The Pascrell camp took the vote as a sign that the GOP will not necessarily toetow the party line where national parks are concerned.

"It’s a Democratic bill. It’s a Republican Congress. The Bush administration has expressed reservations about new studies and new parks. This flies in the face of their wishes and their sentiments," said Joe Waks, Pascrell’s press secretary.

The House will vote on the bill this year, Waks said.

U.S. Democratic Sens. Robert Torricelli and Jon Corzine introduced similar legislation and arecurrently preparing a request for hearings before the Senate Energy and Natural Resources Committee, said Adam Herbsman, Torricelli’s deputy press secretary.

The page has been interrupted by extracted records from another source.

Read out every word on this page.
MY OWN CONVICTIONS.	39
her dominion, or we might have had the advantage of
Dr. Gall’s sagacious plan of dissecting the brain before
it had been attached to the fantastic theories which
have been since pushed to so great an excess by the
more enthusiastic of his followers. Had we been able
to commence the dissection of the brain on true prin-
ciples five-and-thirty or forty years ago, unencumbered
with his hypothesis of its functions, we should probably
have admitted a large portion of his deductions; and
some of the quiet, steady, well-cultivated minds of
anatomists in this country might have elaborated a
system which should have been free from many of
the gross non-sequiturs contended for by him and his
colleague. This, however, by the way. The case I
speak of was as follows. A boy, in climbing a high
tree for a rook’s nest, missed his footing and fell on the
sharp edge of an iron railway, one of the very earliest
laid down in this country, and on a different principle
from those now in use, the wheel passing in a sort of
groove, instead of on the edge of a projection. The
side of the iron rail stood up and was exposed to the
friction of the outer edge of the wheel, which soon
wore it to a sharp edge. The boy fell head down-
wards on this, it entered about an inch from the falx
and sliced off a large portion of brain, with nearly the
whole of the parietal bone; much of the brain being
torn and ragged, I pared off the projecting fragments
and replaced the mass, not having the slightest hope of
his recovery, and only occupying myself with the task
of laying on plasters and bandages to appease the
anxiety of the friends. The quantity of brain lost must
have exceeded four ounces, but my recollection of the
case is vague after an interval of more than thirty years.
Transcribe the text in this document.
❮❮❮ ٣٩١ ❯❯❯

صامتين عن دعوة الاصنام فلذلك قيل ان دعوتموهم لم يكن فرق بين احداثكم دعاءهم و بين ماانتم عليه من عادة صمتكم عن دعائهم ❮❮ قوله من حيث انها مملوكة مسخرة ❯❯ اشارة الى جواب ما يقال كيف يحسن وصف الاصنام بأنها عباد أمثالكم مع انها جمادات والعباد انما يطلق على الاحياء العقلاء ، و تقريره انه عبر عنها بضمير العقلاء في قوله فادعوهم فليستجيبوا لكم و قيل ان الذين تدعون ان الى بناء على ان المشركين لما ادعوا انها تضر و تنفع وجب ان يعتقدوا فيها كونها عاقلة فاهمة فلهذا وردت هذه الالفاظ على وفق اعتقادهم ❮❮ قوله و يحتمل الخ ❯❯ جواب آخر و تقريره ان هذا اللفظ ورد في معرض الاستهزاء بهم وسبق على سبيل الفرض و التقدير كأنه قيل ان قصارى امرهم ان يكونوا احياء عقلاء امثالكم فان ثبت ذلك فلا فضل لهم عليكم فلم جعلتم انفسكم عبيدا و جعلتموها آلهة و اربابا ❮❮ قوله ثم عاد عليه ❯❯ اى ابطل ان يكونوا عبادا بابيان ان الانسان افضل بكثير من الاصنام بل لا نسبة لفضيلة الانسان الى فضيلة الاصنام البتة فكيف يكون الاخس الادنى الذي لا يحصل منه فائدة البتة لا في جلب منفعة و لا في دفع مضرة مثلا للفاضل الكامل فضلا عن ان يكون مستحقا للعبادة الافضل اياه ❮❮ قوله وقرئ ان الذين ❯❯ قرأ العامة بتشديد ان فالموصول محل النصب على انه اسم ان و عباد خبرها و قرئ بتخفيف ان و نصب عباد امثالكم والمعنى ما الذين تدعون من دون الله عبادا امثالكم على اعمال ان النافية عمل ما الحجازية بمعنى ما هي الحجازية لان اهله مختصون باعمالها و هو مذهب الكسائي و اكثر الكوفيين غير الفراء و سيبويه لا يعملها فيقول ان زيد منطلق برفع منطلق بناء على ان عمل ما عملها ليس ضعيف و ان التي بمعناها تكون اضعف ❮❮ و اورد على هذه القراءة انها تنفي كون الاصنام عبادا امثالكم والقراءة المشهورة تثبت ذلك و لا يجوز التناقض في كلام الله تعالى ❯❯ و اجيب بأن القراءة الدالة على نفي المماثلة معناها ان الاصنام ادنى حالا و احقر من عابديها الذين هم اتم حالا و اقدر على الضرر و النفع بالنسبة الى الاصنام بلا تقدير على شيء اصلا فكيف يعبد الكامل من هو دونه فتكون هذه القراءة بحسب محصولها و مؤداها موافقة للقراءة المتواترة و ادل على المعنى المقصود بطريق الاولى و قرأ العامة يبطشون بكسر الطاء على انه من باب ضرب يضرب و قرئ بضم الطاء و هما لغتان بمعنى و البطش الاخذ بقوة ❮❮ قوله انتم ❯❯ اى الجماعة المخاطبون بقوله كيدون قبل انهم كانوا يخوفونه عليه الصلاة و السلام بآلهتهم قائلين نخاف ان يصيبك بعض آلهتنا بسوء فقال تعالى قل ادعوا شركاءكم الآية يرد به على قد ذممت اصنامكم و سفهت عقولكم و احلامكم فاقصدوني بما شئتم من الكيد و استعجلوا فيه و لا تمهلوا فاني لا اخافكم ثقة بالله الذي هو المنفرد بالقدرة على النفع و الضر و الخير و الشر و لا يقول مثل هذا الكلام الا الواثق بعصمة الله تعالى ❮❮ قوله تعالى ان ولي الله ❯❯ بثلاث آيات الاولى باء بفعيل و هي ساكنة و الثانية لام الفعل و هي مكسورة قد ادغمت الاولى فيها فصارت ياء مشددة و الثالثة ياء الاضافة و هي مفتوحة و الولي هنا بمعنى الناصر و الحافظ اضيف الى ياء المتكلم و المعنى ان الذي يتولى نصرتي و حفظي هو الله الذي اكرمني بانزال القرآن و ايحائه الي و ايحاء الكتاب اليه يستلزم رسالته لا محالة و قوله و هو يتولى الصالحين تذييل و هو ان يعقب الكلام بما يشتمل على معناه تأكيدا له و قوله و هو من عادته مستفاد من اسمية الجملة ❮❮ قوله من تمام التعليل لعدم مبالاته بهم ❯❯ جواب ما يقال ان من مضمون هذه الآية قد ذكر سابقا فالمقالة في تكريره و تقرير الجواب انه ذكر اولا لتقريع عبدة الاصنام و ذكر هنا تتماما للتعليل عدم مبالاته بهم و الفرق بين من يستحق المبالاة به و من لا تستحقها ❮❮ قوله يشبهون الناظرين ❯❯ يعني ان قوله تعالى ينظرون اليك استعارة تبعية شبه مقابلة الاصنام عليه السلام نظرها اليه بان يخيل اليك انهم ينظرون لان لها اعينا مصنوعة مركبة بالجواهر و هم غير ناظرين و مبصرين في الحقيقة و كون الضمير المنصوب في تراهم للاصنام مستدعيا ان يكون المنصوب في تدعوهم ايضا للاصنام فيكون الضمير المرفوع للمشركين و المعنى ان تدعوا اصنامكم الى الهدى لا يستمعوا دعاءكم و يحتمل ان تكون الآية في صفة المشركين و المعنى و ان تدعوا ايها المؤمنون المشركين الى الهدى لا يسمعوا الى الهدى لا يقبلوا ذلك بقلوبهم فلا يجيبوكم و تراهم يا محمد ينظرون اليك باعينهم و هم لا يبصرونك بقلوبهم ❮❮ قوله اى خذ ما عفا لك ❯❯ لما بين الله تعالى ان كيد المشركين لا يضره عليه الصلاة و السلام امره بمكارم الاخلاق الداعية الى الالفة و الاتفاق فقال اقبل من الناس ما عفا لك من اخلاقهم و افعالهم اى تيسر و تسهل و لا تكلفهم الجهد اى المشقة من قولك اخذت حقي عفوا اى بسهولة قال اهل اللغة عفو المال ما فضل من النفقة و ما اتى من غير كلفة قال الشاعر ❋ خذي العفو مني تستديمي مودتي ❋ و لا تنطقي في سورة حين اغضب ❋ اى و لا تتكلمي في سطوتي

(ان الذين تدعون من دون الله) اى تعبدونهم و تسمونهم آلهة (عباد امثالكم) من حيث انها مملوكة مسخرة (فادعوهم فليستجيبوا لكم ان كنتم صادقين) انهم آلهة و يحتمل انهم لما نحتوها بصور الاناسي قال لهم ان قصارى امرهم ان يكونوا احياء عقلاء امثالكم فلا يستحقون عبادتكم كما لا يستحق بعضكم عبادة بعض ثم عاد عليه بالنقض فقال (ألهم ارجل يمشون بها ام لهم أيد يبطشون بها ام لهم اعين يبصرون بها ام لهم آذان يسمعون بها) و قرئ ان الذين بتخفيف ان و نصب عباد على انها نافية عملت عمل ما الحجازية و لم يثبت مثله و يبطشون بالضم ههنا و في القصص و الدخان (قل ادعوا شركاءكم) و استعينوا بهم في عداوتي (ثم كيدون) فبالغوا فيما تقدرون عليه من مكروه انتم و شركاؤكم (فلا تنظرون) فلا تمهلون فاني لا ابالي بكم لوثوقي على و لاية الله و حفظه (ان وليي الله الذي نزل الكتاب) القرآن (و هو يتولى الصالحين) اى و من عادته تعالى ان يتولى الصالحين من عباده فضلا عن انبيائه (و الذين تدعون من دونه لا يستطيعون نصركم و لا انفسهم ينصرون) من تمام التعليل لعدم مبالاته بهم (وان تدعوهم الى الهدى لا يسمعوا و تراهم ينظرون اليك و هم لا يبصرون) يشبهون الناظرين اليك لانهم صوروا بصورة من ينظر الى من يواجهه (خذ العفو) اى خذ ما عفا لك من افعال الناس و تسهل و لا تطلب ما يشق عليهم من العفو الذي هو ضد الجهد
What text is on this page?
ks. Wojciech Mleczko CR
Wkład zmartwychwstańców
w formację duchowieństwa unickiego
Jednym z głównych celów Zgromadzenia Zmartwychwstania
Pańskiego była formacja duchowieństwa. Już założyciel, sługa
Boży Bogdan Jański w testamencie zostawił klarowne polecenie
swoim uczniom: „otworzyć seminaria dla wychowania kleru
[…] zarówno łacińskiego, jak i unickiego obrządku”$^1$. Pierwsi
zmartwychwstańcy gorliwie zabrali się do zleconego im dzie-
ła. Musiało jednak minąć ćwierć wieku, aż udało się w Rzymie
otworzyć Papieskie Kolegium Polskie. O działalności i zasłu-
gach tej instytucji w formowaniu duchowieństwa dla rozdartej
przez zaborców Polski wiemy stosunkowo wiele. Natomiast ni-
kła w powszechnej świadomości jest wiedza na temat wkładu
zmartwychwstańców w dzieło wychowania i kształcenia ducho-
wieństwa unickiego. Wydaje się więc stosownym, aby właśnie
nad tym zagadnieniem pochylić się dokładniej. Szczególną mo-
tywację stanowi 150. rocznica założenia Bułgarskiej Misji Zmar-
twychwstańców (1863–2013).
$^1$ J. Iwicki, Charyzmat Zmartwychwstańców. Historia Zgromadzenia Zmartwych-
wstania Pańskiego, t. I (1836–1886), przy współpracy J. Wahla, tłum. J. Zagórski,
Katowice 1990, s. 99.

The Great Falls District is 118 acres, and includes the 77-foot Great Falls, mills and a museum.

If Congress approves the study, the National Park Service would consider whether the area is suitable for the national park system and what kind of role the federal government should play in preserving it, said Edie Shean-Hammond, a National Park Service spokeswoman.

These studies usually take a year to complete, Shean-Hammond said. The National Park Service then will present its findings to Congress. The study will either make a recommendation or give several alternatives, each with an estimated price tag.

The National Park Service manages 384 historic sites of which 55 are national parks.

Paterson was the country’s first planned industrial city and its success lay in the hydroelectric power generated by the Great Falls. It was listed as a National Historic Place in 1970, and made a National Historic Landmark in 1976.